While online casino may be the more profitable vertical, the Speakeasy revealed significant concerns about its potential proliferation, and the impact on tribal properties.

Return on investments and plans for the future

Some tribal operators have looked to ensure gaming expansion benefits their communities by going beyond partnerships or market access deals, to invest in developing their own products and services.

But the speakers agreed that this was not a case of throwing money around. Tribes had to be smart where they put their money to ensure a return on investment.

But with many casinos not yet at full capacity, there may be a longer road ahead.

“I think we’re all in the same boat. We’re all just hoping that the world comes back to normal by the end of the summer,” mused one participant. “But the tribes, like the rest of Las Vegas, are starting to bring in more amenities back online.”

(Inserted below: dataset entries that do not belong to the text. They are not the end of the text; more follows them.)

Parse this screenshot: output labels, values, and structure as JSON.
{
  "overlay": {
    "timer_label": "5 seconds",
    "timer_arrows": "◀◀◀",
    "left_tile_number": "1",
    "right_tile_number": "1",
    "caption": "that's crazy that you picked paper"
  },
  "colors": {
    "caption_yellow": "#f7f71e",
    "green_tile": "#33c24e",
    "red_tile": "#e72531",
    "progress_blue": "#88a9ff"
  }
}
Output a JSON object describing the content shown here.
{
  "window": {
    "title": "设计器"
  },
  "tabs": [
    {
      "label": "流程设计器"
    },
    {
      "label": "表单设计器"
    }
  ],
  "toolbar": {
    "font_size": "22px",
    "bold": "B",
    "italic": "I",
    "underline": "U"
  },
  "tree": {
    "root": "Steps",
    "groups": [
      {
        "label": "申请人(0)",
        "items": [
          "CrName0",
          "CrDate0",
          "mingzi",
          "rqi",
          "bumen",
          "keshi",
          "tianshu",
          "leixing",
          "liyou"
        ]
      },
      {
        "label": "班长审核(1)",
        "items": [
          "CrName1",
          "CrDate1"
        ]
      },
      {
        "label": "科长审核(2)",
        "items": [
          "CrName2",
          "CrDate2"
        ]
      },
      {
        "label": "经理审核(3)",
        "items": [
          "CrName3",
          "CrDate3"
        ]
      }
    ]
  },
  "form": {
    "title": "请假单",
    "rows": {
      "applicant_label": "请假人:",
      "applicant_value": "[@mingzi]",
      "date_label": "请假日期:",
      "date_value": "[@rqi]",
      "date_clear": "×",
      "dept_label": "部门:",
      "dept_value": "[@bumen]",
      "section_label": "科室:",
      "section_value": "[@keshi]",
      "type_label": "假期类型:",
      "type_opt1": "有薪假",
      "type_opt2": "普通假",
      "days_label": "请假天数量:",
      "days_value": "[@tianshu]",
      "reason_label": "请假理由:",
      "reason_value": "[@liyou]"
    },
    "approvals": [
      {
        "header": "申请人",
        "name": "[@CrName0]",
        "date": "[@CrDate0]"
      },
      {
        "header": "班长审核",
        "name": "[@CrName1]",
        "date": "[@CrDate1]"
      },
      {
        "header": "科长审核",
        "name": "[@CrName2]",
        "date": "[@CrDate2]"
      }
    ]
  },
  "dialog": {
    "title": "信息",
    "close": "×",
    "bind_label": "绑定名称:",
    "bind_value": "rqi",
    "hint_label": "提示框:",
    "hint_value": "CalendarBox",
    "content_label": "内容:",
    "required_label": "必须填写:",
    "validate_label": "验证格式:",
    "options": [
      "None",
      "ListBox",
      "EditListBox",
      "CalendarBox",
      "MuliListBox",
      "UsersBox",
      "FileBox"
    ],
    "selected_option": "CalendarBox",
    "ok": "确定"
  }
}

Other forms of casino amenities, such as concerts and conferences, are still being trialed to ensure they are Covid-safe. This means there is still significant uncertainty ahead. However there was broad confidence in the sector’s prospects.

“The fundamentals of the casinos are still very solid,” a participant pointed out. Furthermore, H2 Gambling Capital is projecting that more than half of US casino revenue will come from tribal properties through to 2025.

And the Speakeasy concluded by agreeing that it was less a case of if tribal casinos could recover, and more a case of when this would happen.